Finite mixture representations of zero-and-$N$-inflated distributions for count-compositional data

TL;DR

This paper introduces a unifying finite mixture framework for zero-inflated count-compositional data, providing new theoretical characterizations and improved Bayesian inference methods, with applications to microbiome data.

Contribution

It presents a novel finite mixture representation for two multivariate zero-inflated models, including a new multinomial-based distribution, and develops efficient Bayesian inference schemes.

Findings

Finite mixture representations enable derivation of moments and marginal distributions.

Enhanced Gibbs sampling improves Bayesian inference efficiency.

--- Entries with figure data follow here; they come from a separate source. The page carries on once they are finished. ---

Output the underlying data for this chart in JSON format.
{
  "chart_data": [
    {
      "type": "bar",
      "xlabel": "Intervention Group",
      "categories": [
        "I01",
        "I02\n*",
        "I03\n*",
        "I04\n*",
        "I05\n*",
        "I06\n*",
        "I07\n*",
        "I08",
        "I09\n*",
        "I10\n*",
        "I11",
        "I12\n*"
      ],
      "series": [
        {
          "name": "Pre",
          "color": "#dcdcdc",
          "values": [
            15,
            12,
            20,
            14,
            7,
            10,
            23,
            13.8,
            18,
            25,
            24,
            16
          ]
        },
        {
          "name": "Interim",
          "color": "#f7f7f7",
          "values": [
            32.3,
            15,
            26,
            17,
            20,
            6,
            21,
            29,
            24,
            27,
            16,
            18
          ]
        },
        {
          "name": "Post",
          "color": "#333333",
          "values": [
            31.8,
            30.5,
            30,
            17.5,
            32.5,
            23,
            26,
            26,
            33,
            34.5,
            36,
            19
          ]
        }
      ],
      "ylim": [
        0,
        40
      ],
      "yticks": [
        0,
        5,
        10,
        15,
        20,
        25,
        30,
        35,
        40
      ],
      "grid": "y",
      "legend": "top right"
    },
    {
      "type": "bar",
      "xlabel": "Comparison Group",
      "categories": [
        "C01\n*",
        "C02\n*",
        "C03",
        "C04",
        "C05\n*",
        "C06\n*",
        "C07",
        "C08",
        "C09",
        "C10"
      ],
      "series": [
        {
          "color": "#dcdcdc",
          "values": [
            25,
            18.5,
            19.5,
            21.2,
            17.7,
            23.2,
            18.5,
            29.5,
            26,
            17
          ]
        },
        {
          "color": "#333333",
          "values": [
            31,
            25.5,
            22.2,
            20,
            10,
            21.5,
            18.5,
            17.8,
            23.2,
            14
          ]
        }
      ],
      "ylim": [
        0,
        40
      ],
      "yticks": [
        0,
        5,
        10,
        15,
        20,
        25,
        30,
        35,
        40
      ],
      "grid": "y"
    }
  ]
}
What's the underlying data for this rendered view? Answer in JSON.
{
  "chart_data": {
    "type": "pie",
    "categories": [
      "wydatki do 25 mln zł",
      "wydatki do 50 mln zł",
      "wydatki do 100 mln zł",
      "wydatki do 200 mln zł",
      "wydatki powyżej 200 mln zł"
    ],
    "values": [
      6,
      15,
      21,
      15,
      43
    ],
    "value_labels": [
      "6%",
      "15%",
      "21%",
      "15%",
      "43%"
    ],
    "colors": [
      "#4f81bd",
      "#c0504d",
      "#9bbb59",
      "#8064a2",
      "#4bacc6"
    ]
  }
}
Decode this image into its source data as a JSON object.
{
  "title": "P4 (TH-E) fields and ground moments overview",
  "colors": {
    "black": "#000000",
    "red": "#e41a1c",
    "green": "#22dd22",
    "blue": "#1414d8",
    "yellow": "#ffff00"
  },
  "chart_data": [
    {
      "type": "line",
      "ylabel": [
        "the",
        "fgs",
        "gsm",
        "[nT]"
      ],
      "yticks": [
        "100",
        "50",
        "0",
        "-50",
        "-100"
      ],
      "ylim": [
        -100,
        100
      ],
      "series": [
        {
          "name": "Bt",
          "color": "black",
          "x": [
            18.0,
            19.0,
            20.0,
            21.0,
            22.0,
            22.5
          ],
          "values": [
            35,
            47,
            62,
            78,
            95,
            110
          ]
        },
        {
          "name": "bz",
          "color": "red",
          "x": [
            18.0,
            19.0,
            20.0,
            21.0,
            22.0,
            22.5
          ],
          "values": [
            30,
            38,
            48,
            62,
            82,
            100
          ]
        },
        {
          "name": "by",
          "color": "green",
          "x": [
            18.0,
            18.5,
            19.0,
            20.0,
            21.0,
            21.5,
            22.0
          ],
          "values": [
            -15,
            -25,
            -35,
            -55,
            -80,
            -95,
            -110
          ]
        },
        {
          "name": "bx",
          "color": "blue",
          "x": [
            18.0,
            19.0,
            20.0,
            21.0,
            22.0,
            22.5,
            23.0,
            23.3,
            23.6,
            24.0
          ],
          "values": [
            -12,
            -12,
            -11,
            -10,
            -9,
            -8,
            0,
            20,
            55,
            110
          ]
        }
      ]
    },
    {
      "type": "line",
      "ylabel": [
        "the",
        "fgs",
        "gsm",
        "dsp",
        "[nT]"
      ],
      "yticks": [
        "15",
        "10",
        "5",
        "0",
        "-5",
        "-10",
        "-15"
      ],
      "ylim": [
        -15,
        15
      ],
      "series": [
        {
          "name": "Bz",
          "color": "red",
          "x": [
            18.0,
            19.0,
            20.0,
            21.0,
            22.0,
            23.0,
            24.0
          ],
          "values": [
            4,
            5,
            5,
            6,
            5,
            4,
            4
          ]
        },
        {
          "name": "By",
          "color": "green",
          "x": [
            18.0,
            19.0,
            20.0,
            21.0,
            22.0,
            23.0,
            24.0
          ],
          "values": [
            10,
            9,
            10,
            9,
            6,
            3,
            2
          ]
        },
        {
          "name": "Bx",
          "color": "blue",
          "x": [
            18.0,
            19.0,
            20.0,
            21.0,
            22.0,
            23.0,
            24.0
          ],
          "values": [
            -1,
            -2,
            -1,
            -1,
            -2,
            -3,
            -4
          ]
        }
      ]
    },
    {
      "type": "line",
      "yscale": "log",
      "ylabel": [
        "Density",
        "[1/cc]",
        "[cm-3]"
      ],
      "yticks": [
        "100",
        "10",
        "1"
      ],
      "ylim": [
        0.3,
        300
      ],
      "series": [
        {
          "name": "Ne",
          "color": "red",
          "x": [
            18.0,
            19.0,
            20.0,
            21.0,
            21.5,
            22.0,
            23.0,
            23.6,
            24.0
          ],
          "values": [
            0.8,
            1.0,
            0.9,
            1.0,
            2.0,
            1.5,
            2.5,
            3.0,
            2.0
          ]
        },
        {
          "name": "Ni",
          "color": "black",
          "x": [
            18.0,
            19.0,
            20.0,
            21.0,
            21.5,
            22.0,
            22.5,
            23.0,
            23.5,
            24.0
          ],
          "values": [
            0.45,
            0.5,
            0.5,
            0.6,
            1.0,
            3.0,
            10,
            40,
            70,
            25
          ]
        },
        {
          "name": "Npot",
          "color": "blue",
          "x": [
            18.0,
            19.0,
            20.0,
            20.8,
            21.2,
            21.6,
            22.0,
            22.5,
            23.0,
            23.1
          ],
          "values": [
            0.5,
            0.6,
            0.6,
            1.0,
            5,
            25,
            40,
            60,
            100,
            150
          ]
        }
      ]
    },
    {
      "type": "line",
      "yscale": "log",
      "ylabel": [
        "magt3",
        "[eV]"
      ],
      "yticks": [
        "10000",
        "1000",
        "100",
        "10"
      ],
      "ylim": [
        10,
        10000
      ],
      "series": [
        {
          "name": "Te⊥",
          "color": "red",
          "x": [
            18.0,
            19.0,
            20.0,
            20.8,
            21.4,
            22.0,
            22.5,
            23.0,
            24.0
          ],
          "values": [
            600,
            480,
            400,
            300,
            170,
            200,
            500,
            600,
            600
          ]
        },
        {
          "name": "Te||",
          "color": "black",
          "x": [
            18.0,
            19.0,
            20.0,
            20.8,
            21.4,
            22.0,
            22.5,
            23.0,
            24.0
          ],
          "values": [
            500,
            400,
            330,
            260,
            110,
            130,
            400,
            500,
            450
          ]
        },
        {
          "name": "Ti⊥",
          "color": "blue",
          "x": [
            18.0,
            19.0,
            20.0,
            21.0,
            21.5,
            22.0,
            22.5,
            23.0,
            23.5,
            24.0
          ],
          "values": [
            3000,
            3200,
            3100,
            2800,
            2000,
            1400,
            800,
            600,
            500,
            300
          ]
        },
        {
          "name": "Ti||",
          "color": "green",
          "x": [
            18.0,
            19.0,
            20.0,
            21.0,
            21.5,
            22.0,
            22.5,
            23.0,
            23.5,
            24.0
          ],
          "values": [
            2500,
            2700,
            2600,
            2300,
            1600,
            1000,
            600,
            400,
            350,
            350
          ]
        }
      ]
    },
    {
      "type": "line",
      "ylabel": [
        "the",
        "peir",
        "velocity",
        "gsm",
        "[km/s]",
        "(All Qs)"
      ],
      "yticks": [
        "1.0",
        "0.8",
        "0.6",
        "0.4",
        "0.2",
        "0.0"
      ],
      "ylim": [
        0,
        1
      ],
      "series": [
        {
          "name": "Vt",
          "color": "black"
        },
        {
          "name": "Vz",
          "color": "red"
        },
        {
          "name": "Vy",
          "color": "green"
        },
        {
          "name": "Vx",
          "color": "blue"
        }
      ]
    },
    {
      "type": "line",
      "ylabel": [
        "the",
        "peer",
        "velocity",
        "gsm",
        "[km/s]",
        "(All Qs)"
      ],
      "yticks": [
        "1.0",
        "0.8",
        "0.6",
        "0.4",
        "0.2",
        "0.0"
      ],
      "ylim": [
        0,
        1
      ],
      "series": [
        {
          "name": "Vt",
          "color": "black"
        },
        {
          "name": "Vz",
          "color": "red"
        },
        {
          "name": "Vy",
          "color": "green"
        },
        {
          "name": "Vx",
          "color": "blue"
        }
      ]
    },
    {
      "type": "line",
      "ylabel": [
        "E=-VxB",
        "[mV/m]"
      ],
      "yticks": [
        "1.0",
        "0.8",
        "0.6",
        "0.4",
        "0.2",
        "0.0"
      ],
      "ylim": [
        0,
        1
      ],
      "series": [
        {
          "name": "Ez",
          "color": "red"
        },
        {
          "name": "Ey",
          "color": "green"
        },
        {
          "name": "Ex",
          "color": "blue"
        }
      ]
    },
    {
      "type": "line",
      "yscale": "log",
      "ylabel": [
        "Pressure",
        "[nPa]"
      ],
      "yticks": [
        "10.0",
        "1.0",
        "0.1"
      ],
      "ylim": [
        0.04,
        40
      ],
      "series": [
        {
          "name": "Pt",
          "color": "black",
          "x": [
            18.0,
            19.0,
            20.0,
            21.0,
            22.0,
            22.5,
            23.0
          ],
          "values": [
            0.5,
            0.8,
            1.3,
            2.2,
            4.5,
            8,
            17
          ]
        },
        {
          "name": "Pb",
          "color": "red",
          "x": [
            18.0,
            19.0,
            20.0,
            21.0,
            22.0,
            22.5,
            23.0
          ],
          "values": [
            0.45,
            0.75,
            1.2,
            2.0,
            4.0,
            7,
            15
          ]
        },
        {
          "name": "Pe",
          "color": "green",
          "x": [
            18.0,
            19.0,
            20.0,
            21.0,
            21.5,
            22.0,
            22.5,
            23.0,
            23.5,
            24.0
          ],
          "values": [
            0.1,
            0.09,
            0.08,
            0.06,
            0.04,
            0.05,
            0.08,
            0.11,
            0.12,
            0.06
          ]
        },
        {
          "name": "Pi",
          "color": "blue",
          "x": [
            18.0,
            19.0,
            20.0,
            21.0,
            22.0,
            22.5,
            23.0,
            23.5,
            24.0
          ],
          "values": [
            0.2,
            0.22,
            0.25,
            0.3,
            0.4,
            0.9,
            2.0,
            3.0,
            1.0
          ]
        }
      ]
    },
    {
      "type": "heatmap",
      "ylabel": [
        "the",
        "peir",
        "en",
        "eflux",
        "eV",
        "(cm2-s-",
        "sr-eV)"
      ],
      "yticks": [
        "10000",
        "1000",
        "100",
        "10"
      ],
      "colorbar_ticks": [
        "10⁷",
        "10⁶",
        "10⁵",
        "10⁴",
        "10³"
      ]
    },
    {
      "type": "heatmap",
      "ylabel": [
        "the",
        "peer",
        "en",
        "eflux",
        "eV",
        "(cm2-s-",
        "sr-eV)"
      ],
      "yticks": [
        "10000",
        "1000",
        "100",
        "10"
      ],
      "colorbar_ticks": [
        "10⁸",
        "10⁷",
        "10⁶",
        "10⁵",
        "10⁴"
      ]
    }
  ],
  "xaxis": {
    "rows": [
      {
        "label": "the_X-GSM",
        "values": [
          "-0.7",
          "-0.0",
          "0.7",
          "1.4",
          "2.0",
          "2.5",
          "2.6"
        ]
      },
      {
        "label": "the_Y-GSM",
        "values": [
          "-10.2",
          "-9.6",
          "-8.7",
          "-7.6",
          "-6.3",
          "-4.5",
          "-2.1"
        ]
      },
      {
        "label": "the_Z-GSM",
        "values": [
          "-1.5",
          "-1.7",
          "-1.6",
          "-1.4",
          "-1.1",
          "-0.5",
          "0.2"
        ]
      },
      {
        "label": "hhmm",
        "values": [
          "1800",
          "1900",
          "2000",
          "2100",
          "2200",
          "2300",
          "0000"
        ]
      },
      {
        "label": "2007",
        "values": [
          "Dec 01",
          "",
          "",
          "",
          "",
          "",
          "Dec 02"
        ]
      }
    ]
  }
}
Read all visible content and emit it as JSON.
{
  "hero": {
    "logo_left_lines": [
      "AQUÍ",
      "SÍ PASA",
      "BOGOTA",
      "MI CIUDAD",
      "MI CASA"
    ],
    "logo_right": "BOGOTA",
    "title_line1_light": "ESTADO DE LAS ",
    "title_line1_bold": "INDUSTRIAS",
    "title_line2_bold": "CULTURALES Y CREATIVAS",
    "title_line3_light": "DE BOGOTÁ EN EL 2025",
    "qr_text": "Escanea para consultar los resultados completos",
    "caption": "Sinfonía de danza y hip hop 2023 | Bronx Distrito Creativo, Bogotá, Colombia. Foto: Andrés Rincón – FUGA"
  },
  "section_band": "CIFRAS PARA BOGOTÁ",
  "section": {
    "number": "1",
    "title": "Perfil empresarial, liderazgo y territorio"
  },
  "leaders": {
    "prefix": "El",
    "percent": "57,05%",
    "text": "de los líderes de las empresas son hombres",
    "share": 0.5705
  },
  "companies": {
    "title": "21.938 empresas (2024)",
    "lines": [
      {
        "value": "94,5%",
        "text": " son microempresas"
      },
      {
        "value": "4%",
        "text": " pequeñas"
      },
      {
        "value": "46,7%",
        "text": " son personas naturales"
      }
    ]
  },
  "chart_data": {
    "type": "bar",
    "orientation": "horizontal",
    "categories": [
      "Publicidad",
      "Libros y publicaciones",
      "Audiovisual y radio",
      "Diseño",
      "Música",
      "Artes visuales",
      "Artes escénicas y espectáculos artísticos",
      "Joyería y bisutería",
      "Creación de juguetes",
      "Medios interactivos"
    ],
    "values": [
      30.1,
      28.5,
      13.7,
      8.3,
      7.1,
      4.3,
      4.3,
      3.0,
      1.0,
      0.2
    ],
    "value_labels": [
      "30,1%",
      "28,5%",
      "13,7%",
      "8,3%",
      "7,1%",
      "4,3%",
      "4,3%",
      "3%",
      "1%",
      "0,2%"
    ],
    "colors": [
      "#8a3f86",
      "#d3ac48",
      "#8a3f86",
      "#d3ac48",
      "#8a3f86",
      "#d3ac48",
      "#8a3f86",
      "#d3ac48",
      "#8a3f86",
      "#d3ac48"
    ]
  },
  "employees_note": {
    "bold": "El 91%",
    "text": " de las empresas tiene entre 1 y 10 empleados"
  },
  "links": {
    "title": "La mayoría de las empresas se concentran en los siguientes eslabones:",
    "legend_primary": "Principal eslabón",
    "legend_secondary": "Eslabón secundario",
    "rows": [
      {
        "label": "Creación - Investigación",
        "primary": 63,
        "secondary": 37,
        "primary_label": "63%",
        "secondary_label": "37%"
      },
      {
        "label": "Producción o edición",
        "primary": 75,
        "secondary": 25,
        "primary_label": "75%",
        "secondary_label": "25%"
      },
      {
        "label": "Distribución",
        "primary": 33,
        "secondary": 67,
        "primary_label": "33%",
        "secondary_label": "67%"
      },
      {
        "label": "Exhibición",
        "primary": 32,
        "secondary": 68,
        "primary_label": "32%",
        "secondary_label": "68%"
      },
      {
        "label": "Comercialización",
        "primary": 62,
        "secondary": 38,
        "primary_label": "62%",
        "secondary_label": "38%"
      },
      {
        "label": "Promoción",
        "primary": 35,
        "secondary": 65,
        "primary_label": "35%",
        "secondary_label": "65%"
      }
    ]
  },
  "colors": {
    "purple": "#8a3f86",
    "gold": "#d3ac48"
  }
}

Application to microbiome data demonstrates practical utility.

Abstract

We provide novel probabilistic portrayals of two multivariate models designed to handle zero-inflation in count-compositional data. We develop a new unifying framework that represents both as finite mixture distributions. One of these distributions, based on Dirichlet-multinomial components, has been studied before, but has not yet been properly characterised as a sampling distribution of the counts. The other, based on multinomial components, is a new contribution. Using our finite mixture representations enables us to derive key statistical properties, including moments, marginal distributions, and special cases for both distributions. We develop enhanced Bayesian inference schemes with efficient Gibbs sampling updates, wherever possible, for parameters and auxiliary variables, demonstrating improvements over existing methods in the literature. We conduct simulation studies to evaluate the efficiency of the Bayesian inference procedures and present applications to a human gut microbiome dataset to illustrate the practical utility of the proposed distributions.